Ein Freund by Arjouni Jakob

Ein Freund by Arjouni Jakob

Autor:Arjouni, Jakob [Arjouni, Jakob]
Die sprache: deu
Format: epub
Tags: Neue Literatur
ISBN: 978-3-257-60368-2
Herausgeber: Diogenes
veröffentlicht: 2015-01-11T05:00:00+00:00


[111] Familie Rudolf tut wohl

»Herr Rudolf…! Warten Sie.« Die alte Hauswartsfrau richtete sich auf, ließ den Lappen in den Eimer fallen und hinkte zur Treppe. Herr Rudolf blieb stehen und zog die Pudelmütze ab. Von seinen Schuhen schmolz Schnee. Als sozial denkender Mensch mit einem diffusen Verhältnis zu Berufsputzerinnen war ihm die Pfütze, die sich um seine Schuhe bildete, äußerst unangenehm.

»Guten Tag, Frau Simmes.« Herr Rudolf versuchte zu lächeln.

»Tag.« Die Hauswartsfrau trocknete sich die Hände an der Schürze ab, während sie den kleinen schmächtigen Mathematiklehrer ungeniert musterte. Sie mochte ihn nicht. Schon bei seinem Einzug war ihr die vorwurfsvolle Art aufgestoßen, mit der er bemängelt hatte, daß es keinen hauseigenen Glascontainer gab, und jeden Morgen ragte aus seinem Briefkasten eine der Tageszeitungen, von denen ihr Mann behauptete, sie seien ›liberale Blindmacher‹.

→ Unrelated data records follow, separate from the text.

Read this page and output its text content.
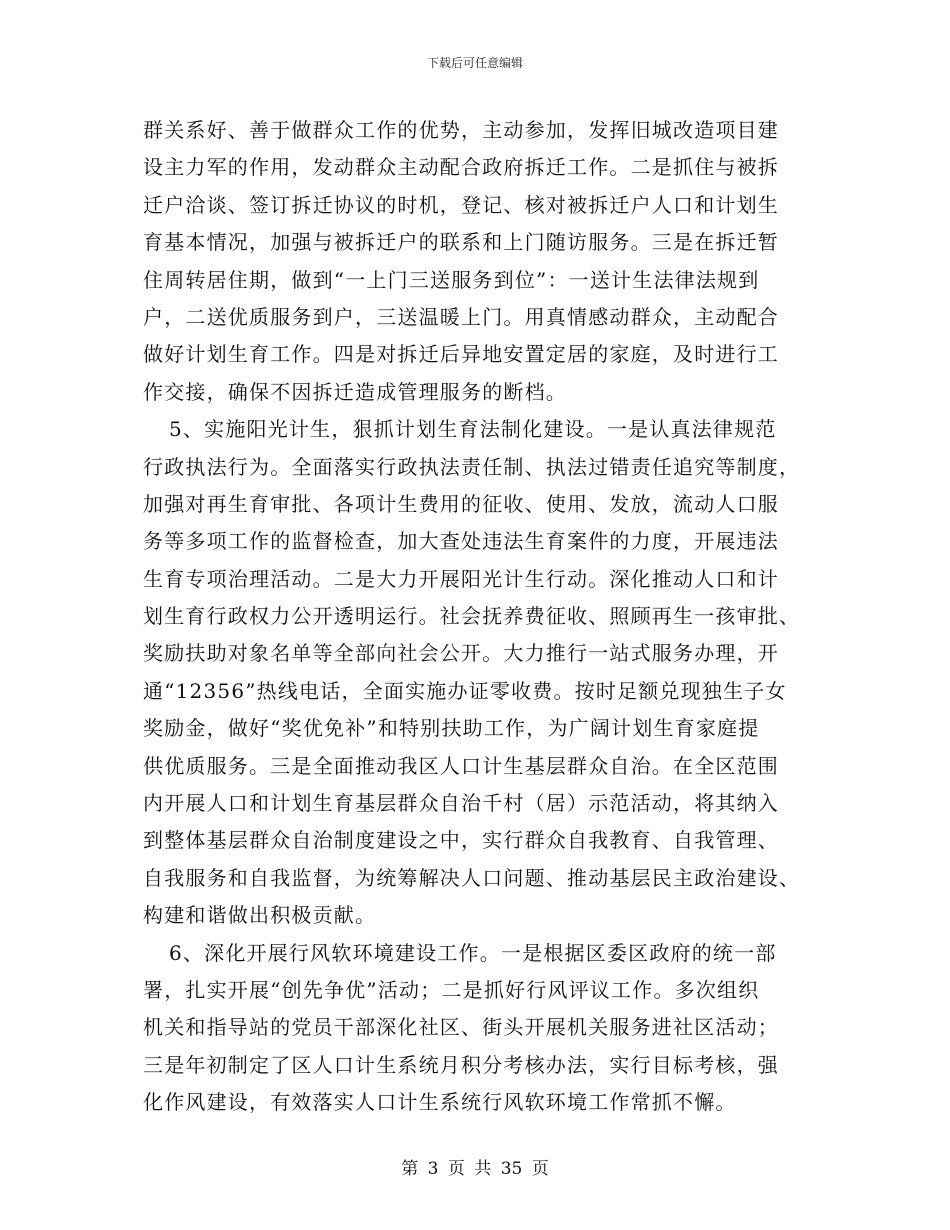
下载后可任意编辑
群关系好、善于做群众工作的优势，主动参加，发挥旧城改造项目建
设主力军的作用，发动群众主动配合政府拆迁工作。二是抓住与被拆
迁户洽谈、签订拆迁协议的时机，登记、核对被拆迁户人口和计划生
育基本情况，加强与被拆迁户的联系和上门随访服务。三是在拆迁暂
住周转居住期，做到“一上门三送服务到位”：一送计生法律法规到
户，二送优质服务到户，三送温暖上门。用真情感动群众，主动配合
做好计划生育工作。四是对拆迁后异地安置定居的家庭，及时进行工
作交接，确保不因拆迁造成管理服务的断档。
5、实施阳光计生，狠抓计划生育法制化建设。一是认真法律规范
行政执法行为。全面落实行政执法责任制、执法过错责任追究等制度，
加强对再生育审批、各项计生费用的征收、使用、发放，流动人口服
务等多项工作的监督检查，加大查处违法生育案件的力度，开展违法
生育专项治理活动。二是大力开展阳光计生行动。深化推动人口和计
划生育行政权力公开透明运行。社会抚养费征收、照顾再生一孩审批、
奖励扶助对象名单等全部向社会公开。大力推行一站式服务办理，开
通“12356”热线电话，全面实施办证零收费。按时足额兑现独生子女
奖励金，做好“奖优免补”和特别扶助工作，为广阔计划生育家庭提
供优质服务。三是全面推动我区人口计生基层群众自治。在全区范围
内开展人口和计划生育基层群众自治千村（居）示范活动，将其纳入
到整体基层群众自治制度建设之中，实行群众自我教育、自我管理、
自我服务和自我监督，为统筹解决人口问题、推动基层民主政治建设、
构建和谐做出积极贡献。
6、深化开展行风软环境建设工作。一是根据区委区政府的统一部
署，扎实开展“创先争优”活动；二是抓好行风评议工作。多次组织
机关和指导站的党员干部深化社区、街头开展机关服务进社区活动；
三是年初制定了区人口计生系统月积分考核办法，实行目标考核，强
化作风建设，有效落实人口计生系统行风软环境工作常抓不懈。
第 3 页 共 35 页
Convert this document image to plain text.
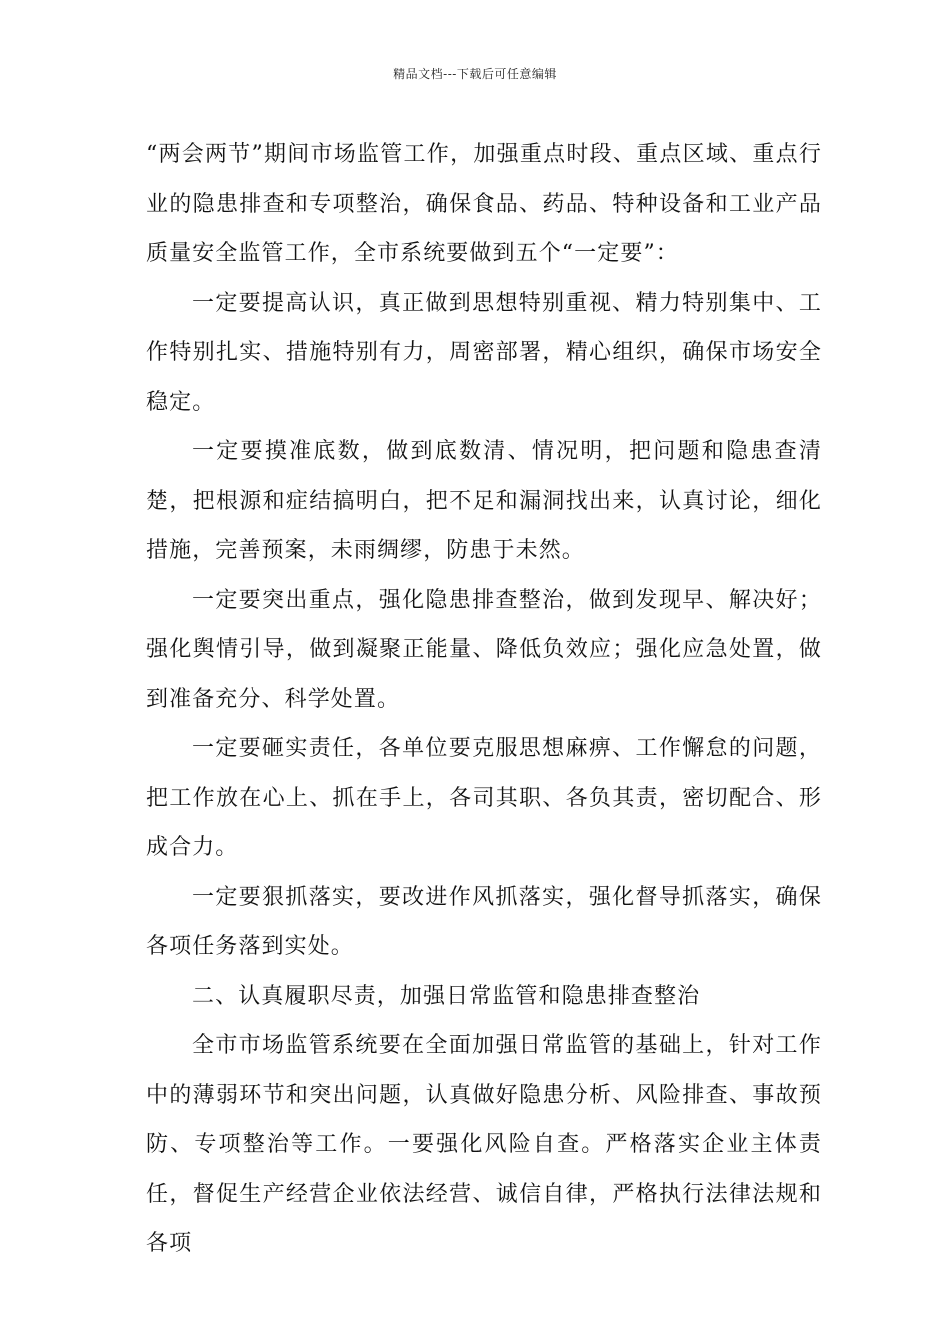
精品文档---下载后可任意编辑

“两会两节”期间市场监管工作，加强重点时段、重点区域、重点行业的隐患排查和专项整治，确保食品、药品、特种设备和工业产品质量安全监管工作，全市系统要做到五个“一定要”：

一定要提高认识，真正做到思想特别重视、精力特别集中、工作特别扎实、措施特别有力，周密部署，精心组织，确保市场安全稳定。

一定要摸准底数，做到底数清、情况明，把问题和隐患查清楚，把根源和症结搞明白，把不足和漏洞找出来，认真讨论，细化措施，完善预案，未雨绸缪，防患于未然。

一定要突出重点，强化隐患排查整治，做到发现早、解决好；强化舆情引导，做到凝聚正能量、降低负效应；强化应急处置，做到准备充分、科学处置。

一定要砸实责任，各单位要克服思想麻痹、工作懈怠的问题，把工作放在心上、抓在手上，各司其职、各负其责，密切配合、形成合力。

一定要狠抓落实，要改进作风抓落实，强化督导抓落实，确保各项任务落到实处。

二、认真履职尽责，加强日常监管和隐患排查整治

全市市场监管系统要在全面加强日常监管的基础上，针对工作中的薄弱环节和突出问题，认真做好隐患分析、风险排查、事故预防、专项整治等工作。一要强化风险自查。严格落实企业主体责任，督促生产经营企业依法经营、诚信自律，严格执行法律法规和各项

»Was gibt’s, Frau Simmes?«

Die Alte strich die Schürze glatt, verschränkte die Arme und fragte triumphierend: »Sie wissen doch wohl, daß Untermieter in diesem Haus verboten sind?«

Herr Rudolf spürte einen Stich im Magen. »Ja, natürlich…« Und mit gespielter Verwunderung: »Warum?«

[112] »Weil seit Monaten ein Herr bei Ihnen ein und aus geht.«

»Ach, Sie meinen…«

»…ich meine den Herrn im blauen Mantel.«

»Aber liebe Frau Simmes…« Herr Rudolf tat, als müsse er sich zurückhalten, um nicht zu lachen. »…das ist mein Onkel. Er ist nur zu Besuch.«

»So, so, Ihr Onkel. Und warum spricht Ihr Onkel kein Deutsch?«

»Er ist Rußlanddeutscher.«

Die Alte schien mit der Antwort nicht viel anfangen zu können, und Herr Rudolf beeilte sich zu erklären: »Sie wissen doch, die Deutschen, die von Stalin nach Sibirien verschleppt wurden oder, noch schlimmer, ins Konzentrationslager. Er hat seine Eltern schon mit fünfzehn verloren und die Sprache völlig verlernt.«

Die Hauswartsfrau schaute nach wie vor skeptisch. »Sogar ›guten Tag‹ verlernt?«

Herr Rudolf lächelte betrübt. »Nein, das ist die Angst. Wenn man sich fast fünfzig Jahre lang mit jedem deutschen Wort in Gefahr begab, eingesperrt zu werden… Naja, das legt man nicht von heute auf morgen ab.«

Es roch nach Essen, und aus der Küche drang Geklapper. Herr Rudolf hängte seinen Mantel an die Garderobe und blieb vorm Spiegel stehen, um seine wenigen, dafür um so längeren Haare in Form zu streichen. Er wußte, daß man sich am Gymnasium über seine Frisur lustig machte, aber er scherte sich nicht mehr darum. Er hatte sich damit abgefunden, daß seine Qualitäten auf geistiger Ebene lagen, und pflegte das verschrobene Äußere eines Künstlers. Manchmal [113] schrieb er Artikel für Mathematik-Fachzeitschriften, doch seine Liebe gehörte der Lyrik. Er dichtete heimlich; ernste Zeilen über das Leben und den Menschen an sich, aber auch humorvolle Wortspiele über Politik und Alltag. Irgendwann wollte er damit an die Öffentlichkeit treten, und oft malte er sich aus, wie die Literaturkritik ihn feiern würde.

Als Herr Rudolf in die Küche trat, war seine Frau dabei, eine Kalbslende in dünne Scheiben zu schneiden. Sie begrüßte ihn mit kraftlosem »Hallo«.

»Hallo.«

Auf dem Eßtisch standen chinesische Porzellanschalen mit verschiedenen Soßen, ein Spiritusbrenner und drei Fonduegedecke. Das Radio lief. Ein Pfarrer pries die deutsche Novemberrevolution 1989. Herr Rudolf schob die Hände in die Hosentaschen und schaute seiner Frau zu, wie sie das Fleisch auf einen Teller gab.